Quelques minutes plus tard les deux hommes étaient confortablement installés sous la tente de l’abbé, qui disait d’une voix compatissante.

— Maintenant, mon fils, je t’écoute. Parle sans contrainte.

Un instant Jules demeura absorbé dans ses pensées. Puis il releva la tête et dit :

— Monsieur l’abbé, ce qui souffre en moi, c’est le cœur ! Mon cœur agonise… et je sens que bientôt le courage me manquera pour poursuivre la route nouvelle dans laquelle je me suis engagé. Tenez, monsieur l’abbé, depuis ce matin je ne me reconnais plus : je suis découragé… je me sens désespéré. Tout tourne autour de moi et tout ce qui m’entoure m’apparaît sous un jour faux. Je ne reconnais plus les beautés de la nature, et il me semble que je hais ces beautés, parce que j’y crois voir une raillerie à ma misère. Il me semble encore qu’il n’y a plus d’amitié, pas même de rapprochement entre tous ces êtres qui passent sur ma route, et qu’on appelle « les hommes ». Et si, parmi ces hommes, un ami me tend la main et si je prends cette main, je crois serrer la main d’un traître et d’un ennemi : car cette main-là brûle la mienne. Et alors je fuis cet ami et je poursuis mon chemin en proie à un intolérable dégoût de la vie. Je marche, sans savoir au juste où je vais, je chancelle parfois, et souvent je m’arrête, tremblant, saisi d’un vertige d’épouvante en face d’un abîme profond qui s’ouvre sous mes pas. Et alors, monsieur l’abbé, j’ai peur… j’ai peur…

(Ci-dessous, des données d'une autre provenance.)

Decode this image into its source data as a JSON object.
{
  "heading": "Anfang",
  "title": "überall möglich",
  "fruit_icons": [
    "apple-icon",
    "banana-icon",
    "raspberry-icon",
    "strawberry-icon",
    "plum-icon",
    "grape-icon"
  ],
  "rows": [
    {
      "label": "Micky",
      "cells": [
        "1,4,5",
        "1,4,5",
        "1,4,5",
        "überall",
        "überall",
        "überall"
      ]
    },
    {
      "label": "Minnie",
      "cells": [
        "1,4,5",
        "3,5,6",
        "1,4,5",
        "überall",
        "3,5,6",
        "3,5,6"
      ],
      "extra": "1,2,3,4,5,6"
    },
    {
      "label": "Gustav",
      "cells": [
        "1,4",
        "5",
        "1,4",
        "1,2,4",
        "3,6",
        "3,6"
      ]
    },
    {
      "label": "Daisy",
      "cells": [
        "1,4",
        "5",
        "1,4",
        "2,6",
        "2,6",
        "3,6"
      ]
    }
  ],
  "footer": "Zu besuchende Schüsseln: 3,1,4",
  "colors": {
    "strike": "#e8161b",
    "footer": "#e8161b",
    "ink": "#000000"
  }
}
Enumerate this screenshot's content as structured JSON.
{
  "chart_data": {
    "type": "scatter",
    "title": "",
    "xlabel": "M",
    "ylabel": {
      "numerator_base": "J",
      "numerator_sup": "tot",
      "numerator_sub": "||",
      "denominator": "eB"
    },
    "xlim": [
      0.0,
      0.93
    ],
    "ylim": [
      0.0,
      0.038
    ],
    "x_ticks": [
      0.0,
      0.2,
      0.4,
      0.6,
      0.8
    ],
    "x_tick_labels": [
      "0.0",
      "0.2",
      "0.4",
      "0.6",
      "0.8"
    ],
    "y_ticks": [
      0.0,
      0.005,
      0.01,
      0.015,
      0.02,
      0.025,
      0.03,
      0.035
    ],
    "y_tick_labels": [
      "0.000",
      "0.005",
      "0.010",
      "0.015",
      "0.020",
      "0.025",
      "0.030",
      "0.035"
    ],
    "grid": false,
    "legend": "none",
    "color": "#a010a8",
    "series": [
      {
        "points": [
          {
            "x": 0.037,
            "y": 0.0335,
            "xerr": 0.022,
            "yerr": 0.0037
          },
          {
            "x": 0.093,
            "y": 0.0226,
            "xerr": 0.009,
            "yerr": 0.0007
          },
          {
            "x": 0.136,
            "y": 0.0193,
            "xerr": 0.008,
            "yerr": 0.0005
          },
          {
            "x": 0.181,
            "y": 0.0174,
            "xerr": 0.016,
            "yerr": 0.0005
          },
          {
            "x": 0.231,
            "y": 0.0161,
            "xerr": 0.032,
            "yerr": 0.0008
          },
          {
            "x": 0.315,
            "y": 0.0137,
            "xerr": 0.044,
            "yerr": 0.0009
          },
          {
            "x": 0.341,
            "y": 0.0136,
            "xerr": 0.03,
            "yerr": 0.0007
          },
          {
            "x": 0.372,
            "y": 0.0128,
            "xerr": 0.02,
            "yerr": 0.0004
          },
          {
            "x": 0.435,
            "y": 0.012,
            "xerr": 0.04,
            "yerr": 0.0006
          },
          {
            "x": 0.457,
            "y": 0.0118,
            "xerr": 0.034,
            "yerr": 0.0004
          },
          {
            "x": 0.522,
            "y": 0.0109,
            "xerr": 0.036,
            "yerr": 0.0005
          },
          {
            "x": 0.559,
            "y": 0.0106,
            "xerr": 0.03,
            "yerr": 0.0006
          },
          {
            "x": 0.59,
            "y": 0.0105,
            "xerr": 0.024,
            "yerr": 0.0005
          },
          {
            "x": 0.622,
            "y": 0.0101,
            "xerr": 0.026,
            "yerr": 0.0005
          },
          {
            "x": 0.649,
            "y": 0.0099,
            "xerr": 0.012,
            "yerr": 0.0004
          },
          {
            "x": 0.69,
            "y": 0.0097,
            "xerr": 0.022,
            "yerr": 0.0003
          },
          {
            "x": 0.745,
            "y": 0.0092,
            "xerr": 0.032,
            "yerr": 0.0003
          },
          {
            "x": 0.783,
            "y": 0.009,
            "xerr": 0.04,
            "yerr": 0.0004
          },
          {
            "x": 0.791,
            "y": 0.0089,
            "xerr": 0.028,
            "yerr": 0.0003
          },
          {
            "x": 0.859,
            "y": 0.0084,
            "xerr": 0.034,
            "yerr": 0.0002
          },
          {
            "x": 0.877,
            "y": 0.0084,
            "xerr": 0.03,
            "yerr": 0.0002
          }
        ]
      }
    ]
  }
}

Le jeune homme s’était levé, comme s’il eût été saisi par un délire de fièvre. Il marchait maintenant par la tente foulant d’un pas saccadé l’herbe jeune et verte qui en faisait le tapis. Et ses bras décrivaient des gestes brusques et vagues, ses yeux lançaient des lueurs d’affolement, sa figure s’empourprait d’un rouge ardent, et ses lèvres s’écartaient pour exprimer un rictus d’effrayante torture.

Il s’arrêta brusquement devant l’abbé très ému.